I am in need (really getting frustrated and tired and need help!) of a trainer with familiarity with GSDs/Working Line dogs in the Orange County CA area.

I would welcome your suggestions!

Thank you very much!


----------



## Shane'sDad (Jul 22, 2010)

bump ^^


----------



## NaughtyNibbler (Oct 28, 2018)

I live in OC, CA. I'm currently using the source below. I used them with my prior GSD as well. Check out their website at the link below. I'm currently attending a class they hold in the city of Orange (Sunday a.m. and/or Wed. p.m.) It's outdoors, in an industrial business park area. Harvey welcomes new people to come and observe. Phone number is on the website. 

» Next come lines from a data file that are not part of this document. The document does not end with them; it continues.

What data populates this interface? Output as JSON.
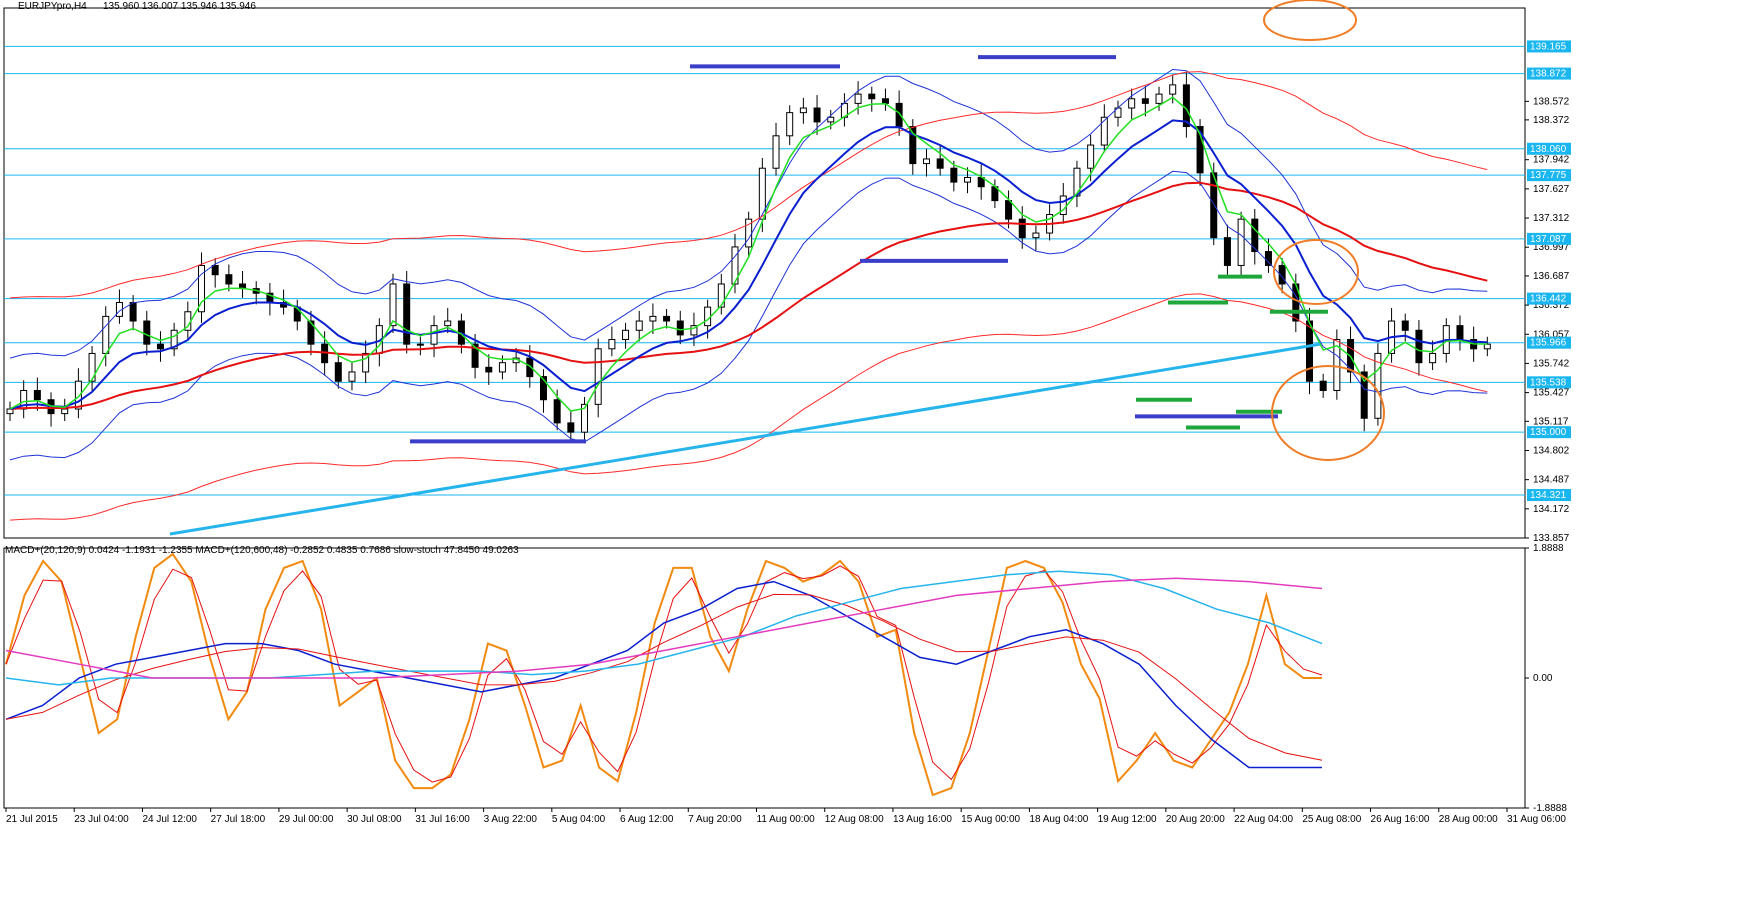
{
  "header": {
    "symbol": "EURJPYpro,H4",
    "ohlc": "135.960 136.007 135.946 135.946",
    "indicators": "MACD+(20,120,9) 0.0424 -1.1931 -1.2355  MACD+(120,600,48) -0.2852 0.4835 0.7686  slow-stoch 47.8450 49.0263"
  },
  "colors": {
    "bull": "#ffffff",
    "bear": "#000000",
    "bb": "#1f33d6",
    "env": "#ff2a2a",
    "ema_fast": "#1fe01f",
    "ema_slow": "#0a1fd0",
    "sma_long": "#e61010",
    "trend": "#26b4ec",
    "hline": "#19b6f0",
    "marker_blue": "#3a3ec8",
    "marker_green": "#1ea83c",
    "ellipse": "#f07c26",
    "stoch_main": "#f28a10",
    "stoch_signal": "#e61010",
    "macd_fast": "#0a1fd0",
    "macd_fast_signal": "#e61010",
    "macd_slow": "#26b4ec",
    "macd_slow_signal": "#e33bc0"
  },
  "chart_data": [
    {
      "type": "candlestick",
      "ylim": [
        133.857,
        139.58
      ],
      "y_ticks": [
        "138.572",
        "138.372",
        "137.942",
        "137.627",
        "137.312",
        "136.997",
        "136.687",
        "136.372",
        "136.057",
        "135.742",
        "135.427",
        "135.117",
        "134.802",
        "134.487",
        "134.172",
        "133.857"
      ],
      "price_levels": [
        "139.165",
        "138.872",
        "138.060",
        "137.775",
        "137.087",
        "136.442",
        "135.966",
        "135.538",
        "135.000",
        "134.321"
      ],
      "x_labels": [
        "21 Jul 2015",
        "23 Jul 04:00",
        "24 Jul 12:00",
        "27 Jul 18:00",
        "29 Jul 00:00",
        "30 Jul 08:00",
        "31 Jul 16:00",
        "3 Aug 22:00",
        "5 Aug 04:00",
        "6 Aug 12:00",
        "7 Aug 20:00",
        "11 Aug 00:00",
        "12 Aug 08:00",
        "13 Aug 16:00",
        "15 Aug 00:00",
        "18 Aug 04:00",
        "19 Aug 12:00",
        "20 Aug 20:00",
        "22 Aug 04:00",
        "25 Aug 08:00",
        "26 Aug 16:00",
        "28 Aug 00:00",
        "31 Aug 06:00"
      ],
      "close_path": [
        135.25,
        135.45,
        135.35,
        135.2,
        135.25,
        135.55,
        135.85,
        136.25,
        136.4,
        136.2,
        135.95,
        135.9,
        136.1,
        136.3,
        136.8,
        136.7,
        136.6,
        136.55,
        136.5,
        136.4,
        136.35,
        136.2,
        135.95,
        135.75,
        135.55,
        135.65,
        135.85,
        136.15,
        136.6,
        135.95,
        135.95,
        136.15,
        136.2,
        135.95,
        135.7,
        135.65,
        135.75,
        135.8,
        135.6,
        135.35,
        135.1,
        135.0,
        135.3,
        135.9,
        136.0,
        136.1,
        136.2,
        136.25,
        136.2,
        136.05,
        136.15,
        136.35,
        136.6,
        137.0,
        137.3,
        137.85,
        138.2,
        138.45,
        138.5,
        138.35,
        138.4,
        138.55,
        138.65,
        138.6,
        138.55,
        138.3,
        137.9,
        137.95,
        137.85,
        137.7,
        137.75,
        137.65,
        137.5,
        137.3,
        137.1,
        137.15,
        137.35,
        137.55,
        137.85,
        138.1,
        138.4,
        138.5,
        138.6,
        138.55,
        138.65,
        138.75,
        138.3,
        137.8,
        137.1,
        136.8,
        137.3,
        136.95,
        136.8,
        136.6,
        136.2,
        135.55,
        135.45,
        136.0,
        135.65,
        135.15,
        135.85,
        136.2,
        136.1,
        135.75,
        135.85,
        136.15,
        136.0,
        135.9,
        135.95
      ],
      "y_tick_labels_right": "price axis"
    },
    {
      "type": "line",
      "ylim": [
        -1.8888,
        1.8888
      ],
      "y_ticks": [
        "1.8888",
        "0.00",
        "-1.8888"
      ],
      "series": [
        {
          "key": "stoch_main",
          "values": [
            0.2,
            1.2,
            1.7,
            1.4,
            0.3,
            -0.8,
            -0.6,
            0.6,
            1.6,
            1.8,
            1.4,
            0.3,
            -0.6,
            -0.2,
            1.0,
            1.6,
            1.7,
            1.0,
            -0.4,
            -0.2,
            0.0,
            -1.2,
            -1.6,
            -1.6,
            -1.4,
            -0.6,
            0.5,
            0.4,
            -0.4,
            -1.3,
            -1.2,
            -0.4,
            -1.3,
            -1.5,
            -0.5,
            0.8,
            1.6,
            1.6,
            0.6,
            0.1,
            1.0,
            1.7,
            1.6,
            1.4,
            1.5,
            1.7,
            1.4,
            0.6,
            0.7,
            -0.8,
            -1.7,
            -1.6,
            -0.8,
            0.4,
            1.6,
            1.7,
            1.6,
            1.1,
            0.2,
            -0.3,
            -1.5,
            -1.2,
            -0.8,
            -1.2,
            -1.3,
            -0.9,
            -0.5,
            0.2,
            1.2,
            0.2,
            0.0,
            0.0
          ]
        },
        {
          "key": "macd_fast",
          "values": [
            -0.6,
            -0.4,
            0.0,
            0.2,
            0.3,
            0.4,
            0.5,
            0.5,
            0.4,
            0.2,
            0.1,
            0.0,
            -0.1,
            -0.2,
            -0.1,
            0.0,
            0.2,
            0.4,
            0.8,
            1.0,
            1.3,
            1.4,
            1.2,
            0.9,
            0.6,
            0.3,
            0.2,
            0.4,
            0.6,
            0.7,
            0.5,
            0.2,
            -0.4,
            -0.9,
            -1.3,
            -1.3,
            -1.3
          ]
        },
        {
          "key": "macd_slow",
          "values": [
            0.0,
            -0.1,
            0.0,
            0.0,
            0.0,
            0.0,
            0.05,
            0.1,
            0.1,
            0.1,
            0.05,
            0.1,
            0.2,
            0.4,
            0.6,
            0.9,
            1.1,
            1.3,
            1.4,
            1.5,
            1.55,
            1.5,
            1.3,
            1.0,
            0.8,
            0.5
          ]
        },
        {
          "key": "macd_slow_signal",
          "values": [
            0.4,
            0.2,
            0.0,
            0.0,
            0.0,
            0.0,
            0.05,
            0.1,
            0.2,
            0.4,
            0.6,
            0.8,
            1.0,
            1.2,
            1.3,
            1.4,
            1.45,
            1.4,
            1.3
          ]
        }
      ]
    }
  ]
}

They hold classes in Chino as well. Students can attend classes at both locations and on multiple days

There are various breeds of dogs in the beginner's class that I attend. There are usually 5-6 GSD's in the class. Harvey owns GSD's

*Allen's Sandstone Dog Training*
Contact: Harvey Allen

Allen's Sandstone Dog Training

https://www.facebook.com/RudeK9.ASDT/photos/a.608678015937977/1145636692242104/?type=3&theater


----------



## bkealer (Mar 27, 2017)

Go with Gabe from K9Answers. He used to work for Taylor Made Working Dogs but branched off on his own. I've been going to him every week or every other for the last 6 mo.

I have one sport dog GSD (IPO) and another GSD that is just a companion dog. Seen great results with him.


----------